Chart Analysis: The NYSE Composite traded as high as 11,192 but failed to move above last Tuesday’s high at 11,204.
- The rising 20-day EMA is at 11,109 with more short-term support at last Friday’s low of 11,072.
- A drop below the 11,000 level should signal a decline to the 10,750-10,828 area and the quarterly pivot.
- This is about 3.3% below Monday’s low.
- The NYSE Advance/Decline line dropped below its WMA last week.
- It has now just rallied back to its WMA which has flattened out.
- A drop below last Thursday’s low will signal a further correction.
- The McClellan oscillator rose to -55 Monday but is still well below the zero line and resistance at line c.
The Spyder Trust (SPY) also closed weak (see arrow) as it was unable to hold its early gains on Monday.
- The still rising 20-day EMA is at $210.32 with last Friday’s low at $209.28.
- The uptrend, line d, is in the $207 area.
- A violation of this support makes the quarterly pivot at $204.90 the next likely downside target.
- This chart of the S&P 500 A/D line shows it made a new high Monday but that is not evident from other data sources.
- There is A/D line support at its WMA and last week’s low.
- The daily OBV has rallied slightly above its WMA and has short-term support at line g.
- The SPY needs to close above $212.48 to reassert the uptrend.
Next Page: Two More Market Tracking ETFs to Watch|pagebreak|
The PowerShares QQQ Trust (QQQ) hit a high of $109.91 on Monday but failed to surpass the resistance at $110.07-$110.55.
- There is next support at $108.32 and the rising 20-day EMA.

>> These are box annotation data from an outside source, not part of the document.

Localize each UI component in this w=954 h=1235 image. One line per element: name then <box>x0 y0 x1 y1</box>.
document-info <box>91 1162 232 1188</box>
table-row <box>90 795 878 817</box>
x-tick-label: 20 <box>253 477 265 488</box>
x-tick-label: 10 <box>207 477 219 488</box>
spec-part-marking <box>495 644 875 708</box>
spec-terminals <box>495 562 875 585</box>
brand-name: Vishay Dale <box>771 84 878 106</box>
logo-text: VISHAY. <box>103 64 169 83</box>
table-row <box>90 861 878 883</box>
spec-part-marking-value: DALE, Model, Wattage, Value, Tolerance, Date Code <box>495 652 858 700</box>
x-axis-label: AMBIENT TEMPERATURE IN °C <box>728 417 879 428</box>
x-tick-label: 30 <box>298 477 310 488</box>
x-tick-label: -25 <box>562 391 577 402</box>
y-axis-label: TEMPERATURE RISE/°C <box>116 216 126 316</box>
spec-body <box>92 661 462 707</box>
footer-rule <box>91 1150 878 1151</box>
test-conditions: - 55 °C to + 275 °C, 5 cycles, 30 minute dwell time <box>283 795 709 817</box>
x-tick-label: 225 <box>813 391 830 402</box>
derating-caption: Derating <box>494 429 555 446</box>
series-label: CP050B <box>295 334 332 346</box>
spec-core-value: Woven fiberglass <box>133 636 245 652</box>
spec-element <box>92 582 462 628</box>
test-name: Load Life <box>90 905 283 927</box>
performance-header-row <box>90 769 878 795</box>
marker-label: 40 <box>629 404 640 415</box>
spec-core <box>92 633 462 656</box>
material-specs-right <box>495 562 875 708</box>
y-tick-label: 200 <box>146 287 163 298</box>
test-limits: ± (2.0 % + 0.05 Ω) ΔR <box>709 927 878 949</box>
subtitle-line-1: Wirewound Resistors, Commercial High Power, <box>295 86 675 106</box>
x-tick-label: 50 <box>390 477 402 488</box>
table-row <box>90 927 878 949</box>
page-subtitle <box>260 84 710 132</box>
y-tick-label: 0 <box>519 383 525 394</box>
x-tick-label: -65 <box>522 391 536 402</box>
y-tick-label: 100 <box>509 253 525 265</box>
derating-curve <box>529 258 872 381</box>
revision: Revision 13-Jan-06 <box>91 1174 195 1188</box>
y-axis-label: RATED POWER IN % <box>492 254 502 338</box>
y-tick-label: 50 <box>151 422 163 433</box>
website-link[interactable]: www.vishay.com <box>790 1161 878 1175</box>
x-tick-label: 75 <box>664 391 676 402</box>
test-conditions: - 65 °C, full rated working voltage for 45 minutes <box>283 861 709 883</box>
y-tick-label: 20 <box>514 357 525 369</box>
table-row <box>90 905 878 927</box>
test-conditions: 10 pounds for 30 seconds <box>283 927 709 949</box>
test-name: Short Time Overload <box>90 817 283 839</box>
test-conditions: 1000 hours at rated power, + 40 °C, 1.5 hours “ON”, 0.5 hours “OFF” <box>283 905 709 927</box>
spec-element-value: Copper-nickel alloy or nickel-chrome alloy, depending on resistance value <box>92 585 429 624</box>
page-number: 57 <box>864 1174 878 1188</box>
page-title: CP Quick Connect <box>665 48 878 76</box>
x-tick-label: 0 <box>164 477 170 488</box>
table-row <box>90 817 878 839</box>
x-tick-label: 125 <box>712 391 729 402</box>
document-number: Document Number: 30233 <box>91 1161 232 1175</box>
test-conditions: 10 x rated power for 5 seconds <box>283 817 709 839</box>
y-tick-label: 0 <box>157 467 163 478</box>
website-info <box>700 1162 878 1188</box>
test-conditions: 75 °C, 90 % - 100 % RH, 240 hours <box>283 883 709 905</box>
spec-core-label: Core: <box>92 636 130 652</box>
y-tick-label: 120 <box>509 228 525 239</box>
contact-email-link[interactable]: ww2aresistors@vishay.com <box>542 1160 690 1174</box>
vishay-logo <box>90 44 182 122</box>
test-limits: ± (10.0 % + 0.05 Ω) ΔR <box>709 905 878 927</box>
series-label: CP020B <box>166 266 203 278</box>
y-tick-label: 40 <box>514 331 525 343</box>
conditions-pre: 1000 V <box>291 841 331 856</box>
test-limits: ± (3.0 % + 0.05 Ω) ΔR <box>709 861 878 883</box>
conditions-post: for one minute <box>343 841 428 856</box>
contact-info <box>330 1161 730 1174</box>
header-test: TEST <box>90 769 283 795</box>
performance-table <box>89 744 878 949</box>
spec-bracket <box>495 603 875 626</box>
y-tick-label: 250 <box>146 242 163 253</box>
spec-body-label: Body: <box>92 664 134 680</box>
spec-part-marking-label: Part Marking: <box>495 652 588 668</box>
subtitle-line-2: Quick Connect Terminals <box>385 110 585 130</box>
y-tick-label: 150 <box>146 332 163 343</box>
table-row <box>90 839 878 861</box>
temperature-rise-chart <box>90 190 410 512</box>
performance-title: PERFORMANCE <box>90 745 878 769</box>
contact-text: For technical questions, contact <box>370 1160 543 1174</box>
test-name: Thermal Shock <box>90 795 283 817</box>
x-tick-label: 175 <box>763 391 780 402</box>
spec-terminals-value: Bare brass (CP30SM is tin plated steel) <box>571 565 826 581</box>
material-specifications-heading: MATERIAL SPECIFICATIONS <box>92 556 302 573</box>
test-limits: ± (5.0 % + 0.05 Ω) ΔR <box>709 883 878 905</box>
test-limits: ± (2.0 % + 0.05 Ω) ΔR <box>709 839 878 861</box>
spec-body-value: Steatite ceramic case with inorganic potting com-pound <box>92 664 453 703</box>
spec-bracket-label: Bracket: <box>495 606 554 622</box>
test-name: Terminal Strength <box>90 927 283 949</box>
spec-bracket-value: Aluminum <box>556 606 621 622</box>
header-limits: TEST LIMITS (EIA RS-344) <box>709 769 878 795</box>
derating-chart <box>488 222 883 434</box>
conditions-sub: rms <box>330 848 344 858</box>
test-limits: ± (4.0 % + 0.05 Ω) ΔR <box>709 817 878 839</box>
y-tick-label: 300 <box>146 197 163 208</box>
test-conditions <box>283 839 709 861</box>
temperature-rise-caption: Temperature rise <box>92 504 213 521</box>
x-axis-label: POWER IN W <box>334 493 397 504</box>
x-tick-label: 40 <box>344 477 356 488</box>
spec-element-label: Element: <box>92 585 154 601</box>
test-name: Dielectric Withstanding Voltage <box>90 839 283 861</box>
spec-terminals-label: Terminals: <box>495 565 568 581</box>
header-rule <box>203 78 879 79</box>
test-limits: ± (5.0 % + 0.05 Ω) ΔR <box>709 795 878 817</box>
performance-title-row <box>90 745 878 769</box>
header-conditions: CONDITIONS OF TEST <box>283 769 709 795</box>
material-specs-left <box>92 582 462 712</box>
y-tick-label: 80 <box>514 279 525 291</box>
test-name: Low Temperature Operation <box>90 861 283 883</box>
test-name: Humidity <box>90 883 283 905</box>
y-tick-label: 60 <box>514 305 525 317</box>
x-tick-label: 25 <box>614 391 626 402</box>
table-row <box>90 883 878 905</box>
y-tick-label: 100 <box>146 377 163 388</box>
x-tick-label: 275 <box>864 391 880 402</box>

- More important support now at last Thursday’s low of $107.07.
- The Nasdaq 100 has risen back above its WMA and still shows a pattern of higher lows.
- Support for the A/D line at last week’s low and then the uptrend, line c.
- The daily OBV has bounced from the support going back to the middle of March.
- A drop below this level would be negative.
- There is resistance for the OBV at line d, and a strong move above this level would be negative.
The iShares Russell 2000 (IWM) also reversed from the day’s high at $123.35 to close at $122.41.
- The declining 20-day is at $124.19 with additional resistance at $125.37.
- The Russell A/D line dropped below the prior low on Friday.
- This broke the uptrend, line f.
- The rebound Monday almost took the A/D line back to its now declining WMA.
- The OBV has also dropped sharply and broken the uptrend going back to the February lows, line g.
- On Monday, the OBV has just bounced back to barely above its WMA.
- This makes the close on Tuesday more important.
- On a drop below last week’s low of $120.66, the quarterly projected pivot support is at $116.83.
What it Means: The stock market’s dominant trend is still positive but the evidence is mounting that we may see a drop to stronger support, possibly even to the March-April lows in the Spyder Trust (SPY) before the major trend resumes.
Therefore, now, I think, is the time to take profits on half of our market tracking ETF positions and to raise the stops on the other half to just under the recent lows.
How to Profit No New recommendation.
Portfolio Update: Traders are 100% long the iShares Russell 2000 (IWM) at an average price of $115.92. Sell ½ the position on the open and use a stop at $120.77.
Traders are 100% long the Spyder Trust (SPY) at an average price of $200.50. Sell ½ at on the open and raise the stop further to $208.83.
For the PowerShares QQQ Trust (QQQ) should be 100% long at $106.73 sell ½ on the open. Raise the stop to $107.77.